Question: Due to recent advances in technology, we are receiving rejected claims from non-Medicare payers when we bill ejection fraction and wall motion codes together. Is there a solid way to appeal these denials, or is there an add-on code we should report? The physician has documented everything.
Missouri Subscriber
Answer: This is a situation in which you need to pick your battles and decide whether appealing these denials is worth your time and effort. If you take the time to educate the payer, you have a legitimate chance of receiving the payment you have earned. Payers deny the wall motion code (+78478, Myocardial perfusion study with wall motion, qualitative or quantitative study [list separately in addition to code for primary procedure]) and ejection fraction code (+78480, Myocardial perfusion study with ejection fraction [list separately in addition to code for primary procedure])- either one or both of them - because they believe the services these codes represent are included in code 78465 (Myocardial perfusion imaging; tomographic [SPECT], multiple studies [including attenuation correction when performed], at rest and/or stress [exercise and/or pharmacologic] and redistribution and/or rest injection, with or without quantification).

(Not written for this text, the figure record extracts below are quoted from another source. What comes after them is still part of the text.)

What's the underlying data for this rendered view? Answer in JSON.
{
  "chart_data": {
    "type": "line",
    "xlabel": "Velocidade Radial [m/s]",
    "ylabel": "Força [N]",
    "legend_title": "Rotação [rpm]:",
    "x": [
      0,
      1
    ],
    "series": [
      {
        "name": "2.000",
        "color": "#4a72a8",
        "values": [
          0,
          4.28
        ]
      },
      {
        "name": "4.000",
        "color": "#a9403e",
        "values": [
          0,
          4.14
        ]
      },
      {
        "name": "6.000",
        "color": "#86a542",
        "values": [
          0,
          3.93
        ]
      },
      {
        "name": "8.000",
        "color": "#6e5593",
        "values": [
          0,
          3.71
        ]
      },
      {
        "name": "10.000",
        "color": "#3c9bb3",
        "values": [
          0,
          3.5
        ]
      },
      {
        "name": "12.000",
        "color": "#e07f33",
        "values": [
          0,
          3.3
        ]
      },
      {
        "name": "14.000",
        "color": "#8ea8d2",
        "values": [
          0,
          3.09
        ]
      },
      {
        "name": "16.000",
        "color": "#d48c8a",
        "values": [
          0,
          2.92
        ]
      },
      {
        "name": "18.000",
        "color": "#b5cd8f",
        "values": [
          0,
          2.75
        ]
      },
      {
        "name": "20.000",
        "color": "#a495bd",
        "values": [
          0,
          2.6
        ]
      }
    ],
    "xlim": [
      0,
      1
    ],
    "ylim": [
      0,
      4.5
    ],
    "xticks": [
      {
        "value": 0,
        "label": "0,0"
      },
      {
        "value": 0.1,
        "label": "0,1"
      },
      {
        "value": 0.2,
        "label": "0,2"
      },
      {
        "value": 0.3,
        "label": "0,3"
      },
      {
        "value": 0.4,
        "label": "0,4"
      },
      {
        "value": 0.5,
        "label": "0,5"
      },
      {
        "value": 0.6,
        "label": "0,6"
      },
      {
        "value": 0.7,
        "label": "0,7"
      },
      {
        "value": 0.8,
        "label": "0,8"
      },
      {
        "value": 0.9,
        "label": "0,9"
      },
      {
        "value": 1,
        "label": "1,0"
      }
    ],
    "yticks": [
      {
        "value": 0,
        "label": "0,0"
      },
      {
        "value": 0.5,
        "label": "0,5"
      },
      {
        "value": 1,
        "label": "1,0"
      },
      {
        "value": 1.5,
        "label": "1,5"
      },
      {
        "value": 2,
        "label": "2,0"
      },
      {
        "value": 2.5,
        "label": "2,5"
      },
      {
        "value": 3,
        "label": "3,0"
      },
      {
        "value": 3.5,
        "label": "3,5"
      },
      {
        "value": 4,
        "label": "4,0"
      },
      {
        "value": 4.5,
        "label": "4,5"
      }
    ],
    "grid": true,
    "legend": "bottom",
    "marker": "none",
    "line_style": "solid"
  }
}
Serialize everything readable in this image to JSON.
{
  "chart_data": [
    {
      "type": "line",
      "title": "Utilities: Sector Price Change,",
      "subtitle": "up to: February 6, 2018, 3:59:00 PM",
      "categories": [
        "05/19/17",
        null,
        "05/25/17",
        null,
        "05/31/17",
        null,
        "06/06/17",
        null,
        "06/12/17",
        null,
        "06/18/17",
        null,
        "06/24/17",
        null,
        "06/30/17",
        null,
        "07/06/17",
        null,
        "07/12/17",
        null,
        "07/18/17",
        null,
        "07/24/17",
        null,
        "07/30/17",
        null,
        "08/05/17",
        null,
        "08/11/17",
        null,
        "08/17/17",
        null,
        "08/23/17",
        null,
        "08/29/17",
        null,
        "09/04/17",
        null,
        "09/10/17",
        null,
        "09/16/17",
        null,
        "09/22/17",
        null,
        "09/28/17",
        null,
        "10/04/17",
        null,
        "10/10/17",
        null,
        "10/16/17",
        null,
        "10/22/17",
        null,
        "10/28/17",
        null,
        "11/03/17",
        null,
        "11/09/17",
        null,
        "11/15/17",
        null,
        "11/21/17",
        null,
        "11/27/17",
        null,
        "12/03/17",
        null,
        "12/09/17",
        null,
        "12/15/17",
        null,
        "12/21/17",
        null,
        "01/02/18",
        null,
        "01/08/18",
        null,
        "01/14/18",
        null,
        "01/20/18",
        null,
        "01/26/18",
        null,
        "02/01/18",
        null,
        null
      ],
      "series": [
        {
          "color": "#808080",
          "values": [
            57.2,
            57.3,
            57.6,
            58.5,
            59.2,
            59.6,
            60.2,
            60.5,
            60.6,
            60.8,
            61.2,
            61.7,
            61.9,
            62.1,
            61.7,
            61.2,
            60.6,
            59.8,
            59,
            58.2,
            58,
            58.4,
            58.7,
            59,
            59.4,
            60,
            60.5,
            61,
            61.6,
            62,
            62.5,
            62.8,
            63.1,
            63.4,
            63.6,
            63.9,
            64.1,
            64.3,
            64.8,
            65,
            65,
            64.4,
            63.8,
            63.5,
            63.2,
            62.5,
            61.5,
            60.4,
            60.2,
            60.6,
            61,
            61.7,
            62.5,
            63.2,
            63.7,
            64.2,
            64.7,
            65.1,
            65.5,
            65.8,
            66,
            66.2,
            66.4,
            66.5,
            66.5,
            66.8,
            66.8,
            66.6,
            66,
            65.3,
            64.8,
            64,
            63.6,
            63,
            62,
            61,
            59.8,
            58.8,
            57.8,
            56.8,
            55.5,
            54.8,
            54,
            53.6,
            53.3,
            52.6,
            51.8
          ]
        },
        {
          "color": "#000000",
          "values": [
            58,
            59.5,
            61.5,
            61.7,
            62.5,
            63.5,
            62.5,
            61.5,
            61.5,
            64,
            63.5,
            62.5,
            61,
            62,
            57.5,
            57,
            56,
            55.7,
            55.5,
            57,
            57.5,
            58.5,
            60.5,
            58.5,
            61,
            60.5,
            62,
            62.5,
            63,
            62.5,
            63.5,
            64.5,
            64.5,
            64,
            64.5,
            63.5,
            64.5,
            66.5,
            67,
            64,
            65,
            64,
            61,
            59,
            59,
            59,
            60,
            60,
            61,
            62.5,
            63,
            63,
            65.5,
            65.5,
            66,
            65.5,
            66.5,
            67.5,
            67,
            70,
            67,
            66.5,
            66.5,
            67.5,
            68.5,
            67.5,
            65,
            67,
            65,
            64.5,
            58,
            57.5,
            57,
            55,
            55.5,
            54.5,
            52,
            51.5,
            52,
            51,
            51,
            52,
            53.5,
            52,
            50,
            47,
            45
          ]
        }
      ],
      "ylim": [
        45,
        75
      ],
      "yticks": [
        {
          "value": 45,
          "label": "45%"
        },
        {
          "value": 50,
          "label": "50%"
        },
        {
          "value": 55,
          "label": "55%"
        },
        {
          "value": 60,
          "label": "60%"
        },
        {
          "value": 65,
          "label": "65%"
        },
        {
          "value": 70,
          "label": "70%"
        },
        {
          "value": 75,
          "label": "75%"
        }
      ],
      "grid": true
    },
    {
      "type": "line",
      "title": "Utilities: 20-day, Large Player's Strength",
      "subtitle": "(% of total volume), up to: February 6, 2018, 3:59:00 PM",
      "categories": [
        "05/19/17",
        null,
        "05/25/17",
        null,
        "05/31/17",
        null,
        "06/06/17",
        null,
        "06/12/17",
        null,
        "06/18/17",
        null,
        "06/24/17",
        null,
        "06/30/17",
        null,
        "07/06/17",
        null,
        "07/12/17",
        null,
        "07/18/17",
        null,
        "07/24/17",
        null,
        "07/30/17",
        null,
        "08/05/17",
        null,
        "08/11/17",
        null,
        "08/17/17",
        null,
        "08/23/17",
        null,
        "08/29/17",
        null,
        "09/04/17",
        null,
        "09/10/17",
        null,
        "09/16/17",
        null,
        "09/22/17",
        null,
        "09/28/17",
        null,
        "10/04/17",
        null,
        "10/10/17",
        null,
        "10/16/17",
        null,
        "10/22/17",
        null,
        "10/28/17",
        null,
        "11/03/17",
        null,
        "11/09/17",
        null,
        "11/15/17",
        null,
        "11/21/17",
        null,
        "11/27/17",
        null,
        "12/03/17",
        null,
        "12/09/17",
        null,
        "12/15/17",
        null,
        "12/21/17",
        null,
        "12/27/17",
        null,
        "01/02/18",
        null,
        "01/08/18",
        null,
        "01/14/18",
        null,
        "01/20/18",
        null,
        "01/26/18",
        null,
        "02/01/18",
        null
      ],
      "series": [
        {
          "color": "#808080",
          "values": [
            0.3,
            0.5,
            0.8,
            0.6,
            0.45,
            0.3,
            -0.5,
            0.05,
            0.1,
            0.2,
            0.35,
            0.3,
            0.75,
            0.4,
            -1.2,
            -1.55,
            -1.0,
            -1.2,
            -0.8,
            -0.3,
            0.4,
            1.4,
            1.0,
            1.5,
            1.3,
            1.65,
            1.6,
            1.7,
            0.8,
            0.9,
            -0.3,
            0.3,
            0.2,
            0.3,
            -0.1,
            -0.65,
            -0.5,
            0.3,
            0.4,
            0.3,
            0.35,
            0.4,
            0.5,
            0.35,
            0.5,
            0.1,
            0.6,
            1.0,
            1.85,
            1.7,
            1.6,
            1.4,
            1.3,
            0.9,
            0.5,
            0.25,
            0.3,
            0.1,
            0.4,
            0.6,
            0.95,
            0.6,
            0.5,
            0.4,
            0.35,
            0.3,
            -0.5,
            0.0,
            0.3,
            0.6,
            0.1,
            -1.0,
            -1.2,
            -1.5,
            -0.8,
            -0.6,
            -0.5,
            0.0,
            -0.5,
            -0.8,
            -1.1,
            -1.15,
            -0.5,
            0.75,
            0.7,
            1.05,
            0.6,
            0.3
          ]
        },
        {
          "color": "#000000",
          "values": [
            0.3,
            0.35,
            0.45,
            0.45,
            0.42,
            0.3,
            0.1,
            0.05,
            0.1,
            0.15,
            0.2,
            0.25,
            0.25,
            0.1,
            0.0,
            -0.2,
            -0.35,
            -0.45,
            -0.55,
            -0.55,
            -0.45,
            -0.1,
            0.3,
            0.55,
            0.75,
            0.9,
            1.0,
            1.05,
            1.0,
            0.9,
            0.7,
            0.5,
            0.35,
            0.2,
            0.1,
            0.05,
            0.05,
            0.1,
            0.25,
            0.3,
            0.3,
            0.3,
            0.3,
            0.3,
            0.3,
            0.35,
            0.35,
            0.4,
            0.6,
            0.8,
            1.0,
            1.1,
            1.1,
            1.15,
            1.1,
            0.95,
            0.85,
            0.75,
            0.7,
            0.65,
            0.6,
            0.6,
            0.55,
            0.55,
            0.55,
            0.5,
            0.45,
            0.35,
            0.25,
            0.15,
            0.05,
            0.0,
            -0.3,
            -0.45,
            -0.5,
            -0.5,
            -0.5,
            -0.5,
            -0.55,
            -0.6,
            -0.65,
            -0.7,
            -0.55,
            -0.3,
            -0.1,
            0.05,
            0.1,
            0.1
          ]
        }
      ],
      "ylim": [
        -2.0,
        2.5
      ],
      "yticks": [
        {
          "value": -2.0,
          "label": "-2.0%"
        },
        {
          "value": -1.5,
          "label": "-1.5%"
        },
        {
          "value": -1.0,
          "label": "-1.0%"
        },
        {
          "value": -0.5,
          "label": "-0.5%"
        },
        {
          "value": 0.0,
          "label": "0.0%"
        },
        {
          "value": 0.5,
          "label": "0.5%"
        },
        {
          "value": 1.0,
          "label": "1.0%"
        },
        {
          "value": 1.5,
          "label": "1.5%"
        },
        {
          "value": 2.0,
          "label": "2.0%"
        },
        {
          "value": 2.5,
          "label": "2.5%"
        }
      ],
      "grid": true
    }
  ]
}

You need to get your doctors involved in the appeal and education of the payers. In your appeal, the physician should tell the payer that ejection fraction and wall motion studies are not components of 78465, but additional studies that both require additional interpretation time and result in different diagnostic data. Include clinical paperwork that supports this information: For starters, CPT establishes them as separate services.
- Reader Questions reviewed by Sarah L. Goodman, MBA, CPC-H, CCP, president of SLG Inc. in Raleigh, N.C.